Les Sundarbans forment la plus grande forêt de mangrove de la planète, partagée non sans tension entre l’Inde et le Bangladesh, et c’est le dernier refuge important d’une population de tigres du Bengale qui s’est adaptée à une vie réellement étrange — nageant d’île en île, chassant crabes et poissons aux côtés des cerfs, attaquant parfois les récolteurs de miel et les pêcheurs qui pénètrent encore dans la forêt profonde malgré la connaissance des statistiques. Le folklore local a bâti toute une mythologie protectrice autour de ce danger : Bonbibi, la déesse de la forêt, est invoquée par les pêcheurs et récolteurs de miel avant chaque entrée, une figure syncrétique hindou-musulmane censée protéger les humbles et punir les cupides, et chaque batelier que j’ai rencontré portait un petit médaillon ou avait un petit sanctuaire peint quelque part sur la coque.

Des racines de mangrove exposées et des pneumatophores le long d'une crique de marée des Sundarbans à marée basse

Guetter des rayures qui se montrent rarement

Nous n’avons jamais vu de tigre — presque personne n’en voit, et tout guide qui en promet un vous ment.

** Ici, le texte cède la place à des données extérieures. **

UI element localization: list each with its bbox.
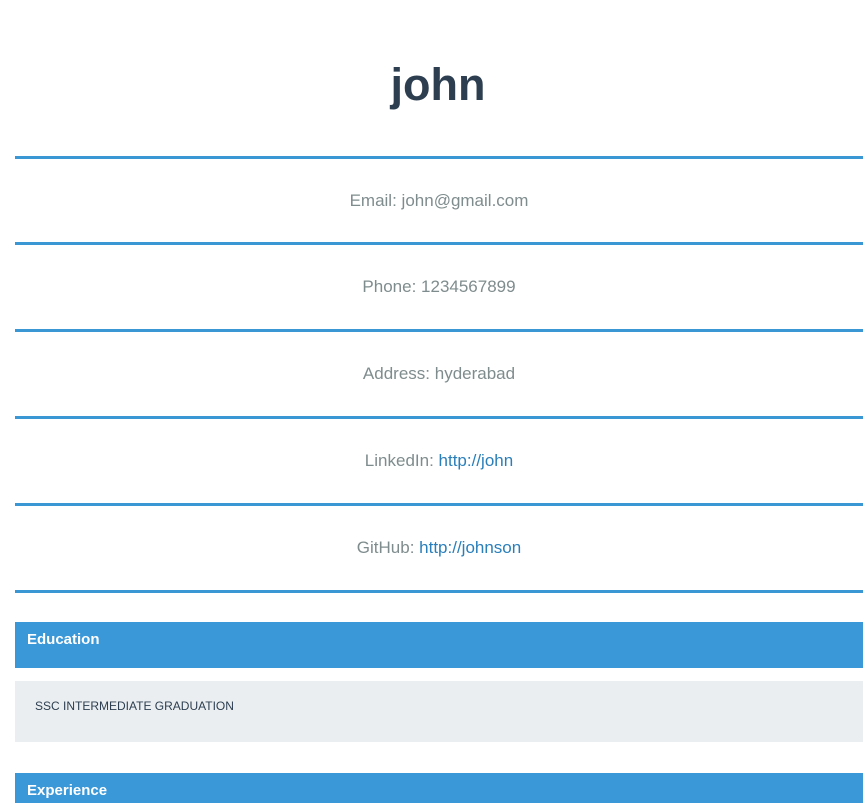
- address-row: Address: hyderabad: [15, 329, 863, 413]
- page-title: john: [390, 59, 486, 110]
- github-row: GitHub: http://johnson: [15, 503, 863, 593]
- address-label: Address:: [362, 364, 435, 383]
- education-content: SSC INTERMEDIATE GRADUATION: [15, 681, 863, 742]
- linkedin-label: LinkedIn:: [364, 451, 439, 470]
- phone-label: Phone:: [362, 277, 422, 296]
- github-label: GitHub:: [356, 538, 420, 557]
- phone-value: 1234567899: [421, 277, 516, 296]
- phone-row: Phone: 1234567899: [15, 242, 863, 326]
- experience-header: Experience: [15, 773, 863, 803]
- email-row: Email: john@gmail.com: [15, 156, 863, 240]
- linkedin-row: LinkedIn: http://john: [15, 416, 863, 500]
- email-value: john@gmail.com: [401, 191, 529, 210]
- education-header: Education: [15, 622, 863, 668]
- github-link[interactable]: http://johnson: [419, 538, 521, 557]
- address-value: hyderabad: [434, 364, 516, 383]
- resume-page: john Email: john@gmail.com Phone: 123456…: [0, 0, 863, 803]
- linkedin-link[interactable]: http://john: [439, 451, 514, 470]
- email-label: Email:: [349, 191, 402, 210]
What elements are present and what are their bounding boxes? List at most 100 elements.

Ce que nous avons vu, depuis une tour de guet à Sudhanyakhali, c’est un jeu d’empreintes assez fraîches pour que le garde s’arrête net au milieu d’une phrase, et un troupeau de cerfs tachetés complètement figés, museaux levés, dans une immobilité qui en disait plus long sur la présence du tigre que n’importe quelle observation directe. Notre batelier, qui avait perdu un cousin dans une attaque de tigre une décennie plus tôt, parlait de l’animal avec un mélange de crainte et de révérence qui n’avait rien de théâtral — ce n’était pas le respect de brochure de conservation, c’était le simple fait de partager un paysage avec une créature qui pourrait le tuer et qui, pour la plupart, en vertu d’un arrangement que personne ne comprend vraiment, choisit de ne pas le faire.

En fin d’après-midi, nous avons dérivé devant un village de pêcheurs sur pilotis, des filets séchant sur des claies de bambou, des enfants faisant signe depuis une berge qui s’inonde deux fois par jour avec la marée, et j’ai compris que la véritable histoire des Sundarbans n’est pas seulement celle du tigre — c’est celle des gens qui ont bâti des vies entières à l’intérieur d’une forêt qui pourrait, en toute indifférence, les emporter.

Une tour de guet s'élevant au-dessus de la canopée de mangrove des Sundarbans, avec un bateau de pêche en contrebas

Quand y aller : de novembre à février, quand les températures sont douces et l’eau plus calme pour la navigation. Évitez les mois de mousson, de juin à septembre, quand le temps cyclonique rend le delta réellement dangereux.